J'aimerais savoir s'il y a des lecteurs attentionnés de Roger Zelazny. Je veux dire par là que Zelazny peut avoir plusieurs niveaux de lecture ; tout d'abord le plaisir de l'évasion et du roman d'aventure, comme pour la SF en général (et même le roman de façon encore plus générale).

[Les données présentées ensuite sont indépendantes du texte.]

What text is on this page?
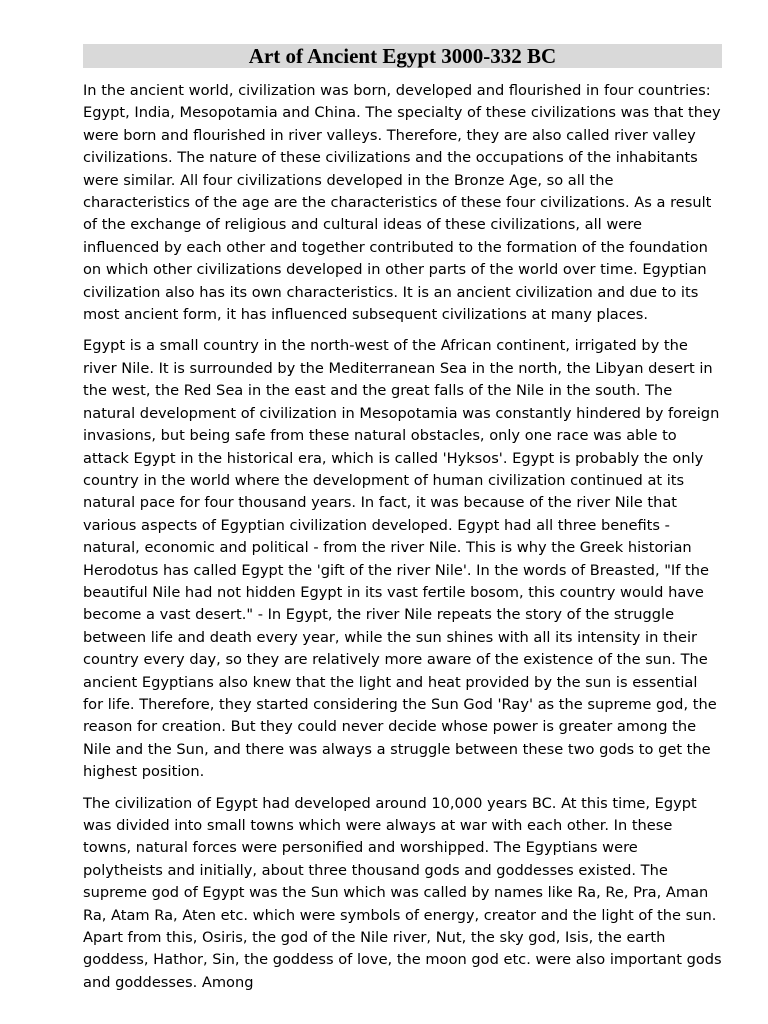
Art of Ancient Egypt 3000-332 BC

In the ancient world, civilization was born, developed and flourished in four countries: Egypt, India, Mesopotamia and China. The specialty of these civilizations was that they were born and flourished in river valleys. Therefore, they are also called river valley civilizations. The nature of these civilizations and the occupations of the inhabitants were similar. All four civilizations developed in the Bronze Age, so all the characteristics of the age are the characteristics of these four civilizations. As a result of the exchange of religious and cultural ideas of these civilizations, all were influenced by each other and together contributed to the formation of the foundation on which other civilizations developed in other parts of the world over time. Egyptian civilization also has its own characteristics. It is an ancient civilization and due to its most ancient form, it has influenced subsequent civilizations at many places.

Egypt is a small country in the north-west of the African continent, irrigated by the river Nile. It is surrounded by the Mediterranean Sea in the north, the Libyan desert in the west, the Red Sea in the east and the great falls of the Nile in the south. The natural development of civilization in Mesopotamia was constantly hindered by foreign invasions, but being safe from these natural obstacles, only one race was able to attack Egypt in the historical era, which is called 'Hyksos'. Egypt is probably the only country in the world where the development of human civilization continued at its natural pace for four thousand years. In fact, it was because of the river Nile that various aspects of Egyptian civilization developed. Egypt had all three benefits - natural, economic and political - from the river Nile. This is why the Greek historian Herodotus has called Egypt the 'gift of the river Nile'. In the words of Breasted, "If the beautiful Nile had not hidden Egypt in its vast fertile bosom, this country would have become a vast desert." - In Egypt, the river Nile repeats the story of the struggle between life and death every year, while the sun shines with all its intensity in their country every day, so they are relatively more aware of the existence of the sun. The ancient Egyptians also knew that the light and heat provided by the sun is essential for life. Therefore, they started considering the Sun God 'Ray' as the supreme god, the reason for creation. But they could never decide whose power is greater among the Nile and the Sun, and there was always a struggle between these two gods to get the highest position.

The civilization of Egypt had developed around 10,000 years BC. At this time, Egypt was divided into small towns which were always at war with each other. In these towns, natural forces were personified and worshipped. The Egyptians were polytheists and initially, about three thousand gods and goddesses existed. The supreme god of Egypt was the Sun which was called by names like Ra, Re, Pra, Aman Ra, Atam Ra, Aten etc. which were symbols of energy, creator and the light of the sun. Apart from this, Osiris, the god of the Nile river, Nut, the sky god, Isis, the earth goddess, Hathor, Sin, the goddess of love, the moon god etc. were also important gods and goddesses. Among
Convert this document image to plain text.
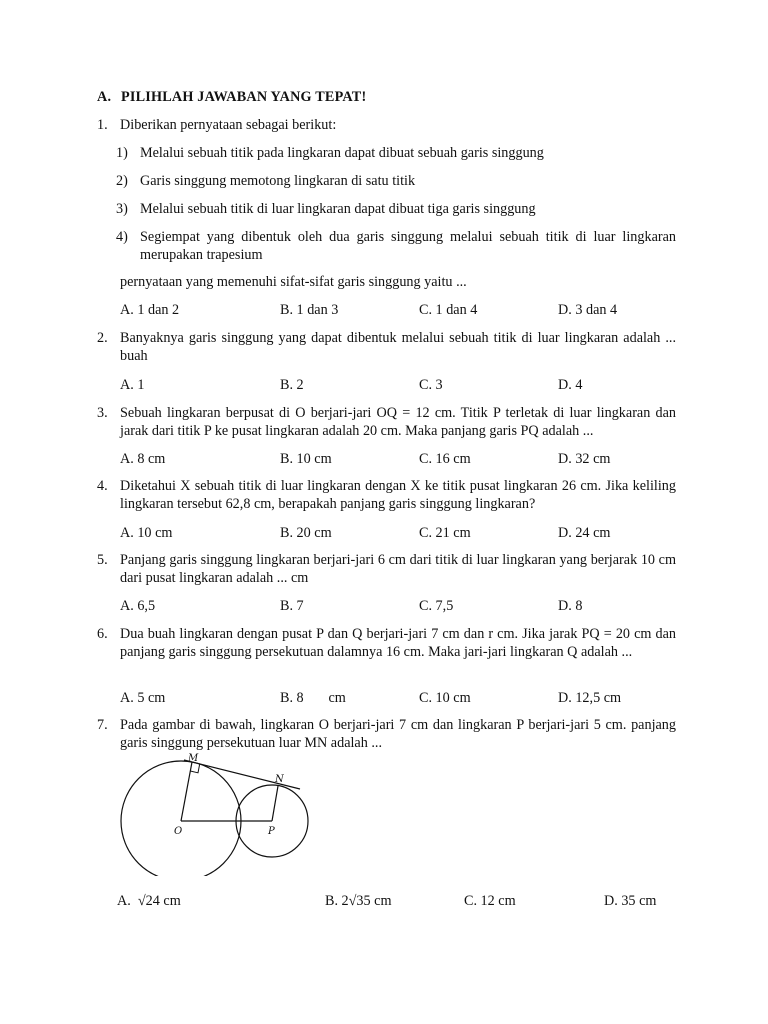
A. PILIHLAH JAWABAN YANG TEPAT!
1. Diberikan pernyataan sebagai berikut:
1) Melalui sebuah titik pada lingkaran dapat dibuat sebuah garis singgung
2) Garis singgung memotong lingkaran di satu titik
3) Melalui sebuah titik di luar lingkaran dapat dibuat tiga garis singgung
4) Segiempat yang dibentuk oleh dua garis singgung melalui sebuah titik di luar lingkaran merupakan trapesium
pernyataan yang memenuhi sifat-sifat garis singgung yaitu ...
A. 1 dan 2	B. 1 dan 3	C. 1 dan 4	D. 3 dan 4
2. Banyaknya garis singgung yang dapat dibentuk melalui sebuah titik di luar lingkaran adalah ... buah
A. 1	B. 2	C. 3	D. 4
3. Sebuah lingkaran berpusat di O berjari-jari OQ = 12 cm. Titik P terletak di luar lingkaran dan jarak dari titik P ke pusat lingkaran adalah 20 cm. Maka panjang garis PQ adalah ...
A. 8 cm	B. 10 cm	C. 16 cm	D. 32 cm
4. Diketahui X sebuah titik di luar lingkaran dengan X ke titik pusat lingkaran 26 cm. Jika keliling lingkaran tersebut 62,8 cm, berapakah panjang garis singgung lingkaran?
A. 10 cm	B. 20 cm	C. 21 cm	D. 24 cm
5. Panjang garis singgung lingkaran berjari-jari 6 cm dari titik di luar lingkaran yang berjarak 10 cm dari pusat lingkaran adalah ... cm
A. 6,5	B. 7	C. 7,5	D. 8
6. Dua buah lingkaran dengan pusat P dan Q berjari-jari 7 cm dan r cm. Jika jarak PQ = 20 cm dan panjang garis singgung persekutuan dalamnya 16 cm. Maka jari-jari lingkaran Q adalah ...
A. 5 cm	B. 8       cm	C. 10 cm	D. 12,5 cm
7. Pada gambar di bawah, lingkaran O berjari-jari 7 cm dan lingkaran P berjari-jari 5 cm. panjang garis singgung persekutuan luar MN adalah ...
M
N
O	P
A.  √24 cm	B. 2√35 cm	C. 12 cm	D. 35 cm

Mais une deuxième lecture révèle inévitablement que Zelazny, ce n'est pas tout à fait de la SF, mais quelque chose plus proche du fantastique peut-être. Les influences avouées de Zelazny sont parfois ouvertement reconnaissables (celle de Lewis Carroll, celle de Tolkien, celle de Freud) mais parfois très discrètes (une seule allusion explicite à Marcel Proust, par exemple, dans les 10 volumes des Princes d'Ambre, une seule allusion à Clausewitz, une seule allusion à Schopenhauer, une seule allusion à Bertholt Brecht). Il y a des allusions plus discrètes encore (le théorème PCT, pour ceux qui connaissent, dans La Pierre des Etoiles, le personnage de Dworkin qui évoque bien sûr Zworikine, inventeur historique de la télévision). Sans parler des nombreuses références musicales tirées notamment du jazz. Et des demi allusions historiques (Hasan dans Toi l'Immortel est-il autre chose que le Vieux de la Montagne?) philosophiques ou littéraires (à Joyce).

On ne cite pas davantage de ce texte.